Perhaps his highest-profile case while on the 10th Circuit – where Gorsuch has served for the past decade – was a 2013 concurrence supporting the right of for-profit, secular institutions (and individuals too, he argued) to oppose the Obama administration's mandate to provide contraceptives to their workers. Gorsuch affirmed his past ardent commitment to religious freedom against claims of government "intrusion."

In the so-called "Hobby Lobby" case, the judge concluded, "For some, religion provides an essential source of guidance both about what constitutes wrongful conduct and the degree to which those who assist others in committing wrongful conduct themselves bear moral culpability."

Gorsuch later supported the right of religious non-profits, like Catholic charities, to also challenge the contraceptive coverage mandate.

The Supreme Court later partially vindicated Gorsuch's views on both cases.

Sometimes, the judge's conservative bona fides collide, as in the case of a notorious Wyoming inmate.

Andrew Yellowbear, a Native American who murdered his daughter, wanted to use an existing sweat lodge in the prison facility as part of his religious tradition. Gorsuch wrote the majority opinion that under a federal law, the inmate deserved that right, striking down the state's discretionary correctional policy.

It was a setback for law-and-order advocates.

"While those convicted of crime in our society lawfully forfeit a great many civil liberties," he concluded, "Congress has instructed that the sincere exercise of religion should not be among them-- at least in the absence of a compelling reason. In this record we can find no reason like that."
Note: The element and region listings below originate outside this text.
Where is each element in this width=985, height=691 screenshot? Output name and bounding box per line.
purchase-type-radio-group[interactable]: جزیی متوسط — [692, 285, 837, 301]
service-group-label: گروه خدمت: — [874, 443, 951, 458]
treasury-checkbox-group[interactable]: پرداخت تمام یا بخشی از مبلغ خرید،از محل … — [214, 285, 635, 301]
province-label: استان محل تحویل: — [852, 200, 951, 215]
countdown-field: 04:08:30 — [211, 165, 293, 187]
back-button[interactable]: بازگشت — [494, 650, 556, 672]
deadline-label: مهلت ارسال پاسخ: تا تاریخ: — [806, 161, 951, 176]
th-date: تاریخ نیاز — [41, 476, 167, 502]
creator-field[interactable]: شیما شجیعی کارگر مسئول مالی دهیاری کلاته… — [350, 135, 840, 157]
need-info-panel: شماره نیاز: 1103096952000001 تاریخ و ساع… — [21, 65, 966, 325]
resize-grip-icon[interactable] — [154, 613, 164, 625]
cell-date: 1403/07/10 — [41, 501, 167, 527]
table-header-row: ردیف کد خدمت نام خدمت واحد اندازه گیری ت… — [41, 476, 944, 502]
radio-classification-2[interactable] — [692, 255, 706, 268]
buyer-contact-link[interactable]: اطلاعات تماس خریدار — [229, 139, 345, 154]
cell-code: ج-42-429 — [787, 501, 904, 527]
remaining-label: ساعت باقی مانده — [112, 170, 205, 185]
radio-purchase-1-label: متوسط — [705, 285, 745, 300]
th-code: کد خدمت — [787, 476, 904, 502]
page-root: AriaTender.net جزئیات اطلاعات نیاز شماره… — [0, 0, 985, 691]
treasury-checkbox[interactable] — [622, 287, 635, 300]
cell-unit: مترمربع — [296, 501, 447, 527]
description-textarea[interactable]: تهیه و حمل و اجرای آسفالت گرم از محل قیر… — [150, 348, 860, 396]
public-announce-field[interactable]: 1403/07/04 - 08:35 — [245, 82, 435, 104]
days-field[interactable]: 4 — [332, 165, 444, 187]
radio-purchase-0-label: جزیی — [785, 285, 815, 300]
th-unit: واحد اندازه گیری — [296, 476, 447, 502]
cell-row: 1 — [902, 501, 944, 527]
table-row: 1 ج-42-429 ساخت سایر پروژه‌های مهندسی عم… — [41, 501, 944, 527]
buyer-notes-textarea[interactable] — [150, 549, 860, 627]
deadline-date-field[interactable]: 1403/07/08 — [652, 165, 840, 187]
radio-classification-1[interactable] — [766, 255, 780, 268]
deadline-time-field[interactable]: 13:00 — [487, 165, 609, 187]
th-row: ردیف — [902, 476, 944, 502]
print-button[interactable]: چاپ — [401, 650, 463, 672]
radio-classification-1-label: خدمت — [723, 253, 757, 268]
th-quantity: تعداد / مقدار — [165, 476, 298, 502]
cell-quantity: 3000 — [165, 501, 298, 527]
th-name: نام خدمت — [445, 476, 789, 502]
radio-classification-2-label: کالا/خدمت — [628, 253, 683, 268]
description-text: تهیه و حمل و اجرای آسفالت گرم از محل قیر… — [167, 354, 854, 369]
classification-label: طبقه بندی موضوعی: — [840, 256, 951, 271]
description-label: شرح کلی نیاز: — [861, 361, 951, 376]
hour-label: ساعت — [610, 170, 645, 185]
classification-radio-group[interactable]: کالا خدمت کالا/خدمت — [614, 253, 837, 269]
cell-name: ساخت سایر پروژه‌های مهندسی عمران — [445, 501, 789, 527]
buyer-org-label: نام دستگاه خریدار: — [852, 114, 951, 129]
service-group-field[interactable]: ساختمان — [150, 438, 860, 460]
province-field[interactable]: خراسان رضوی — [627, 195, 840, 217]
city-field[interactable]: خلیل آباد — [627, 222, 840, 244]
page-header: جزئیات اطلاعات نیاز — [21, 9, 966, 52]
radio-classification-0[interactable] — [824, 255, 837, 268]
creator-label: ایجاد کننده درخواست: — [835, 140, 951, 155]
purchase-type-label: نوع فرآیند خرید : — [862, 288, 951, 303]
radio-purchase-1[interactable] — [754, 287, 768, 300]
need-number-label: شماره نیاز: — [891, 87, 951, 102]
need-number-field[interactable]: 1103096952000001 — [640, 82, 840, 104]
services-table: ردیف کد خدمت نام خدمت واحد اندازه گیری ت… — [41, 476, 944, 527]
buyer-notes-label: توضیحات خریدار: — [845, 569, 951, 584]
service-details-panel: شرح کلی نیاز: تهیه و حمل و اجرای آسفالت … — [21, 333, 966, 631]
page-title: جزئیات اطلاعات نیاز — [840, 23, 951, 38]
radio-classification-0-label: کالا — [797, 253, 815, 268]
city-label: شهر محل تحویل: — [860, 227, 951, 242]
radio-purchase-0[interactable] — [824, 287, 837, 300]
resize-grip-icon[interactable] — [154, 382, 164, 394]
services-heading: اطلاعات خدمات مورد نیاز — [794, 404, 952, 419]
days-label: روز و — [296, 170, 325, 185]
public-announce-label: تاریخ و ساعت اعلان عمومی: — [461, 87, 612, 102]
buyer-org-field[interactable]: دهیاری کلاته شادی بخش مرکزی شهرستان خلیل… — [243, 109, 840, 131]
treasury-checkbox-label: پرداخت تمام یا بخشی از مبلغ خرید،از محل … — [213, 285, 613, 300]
In his questionnaire to lawmakers, the nominee said none of his own written opinions were ever reversed by the Supreme Court.

One of Gorsuch's off-the-bench remarks is generating some concern -- a 2005 opinion piece in "National Journal," written shortly before he donned the judicial robes.

"American liberals have become addicted to the courtroom," he wrote, "relying on judges and lawyers rather than elected leaders and the ballot box, as the primary means of effecting their social agenda on everything from gay marriage to assisted suicide to the use of vouchers for private-school education. This overweening addiction to the courtroom as the place to debate social policy is bad for the country and bad for the judiciary."

And Gorsuch's 2006 book, "The Future of Assisted Suicide and Euthanasia," has both worried and encouraged some fellow conservatives. His conclusion that the doctor-approved procedure was "essentially a right to consensual homicide" might be used by as a red flag by abortion rights activists and death penalty opponents as a parallel argument, even though Gorsuch made clear in the book it should not.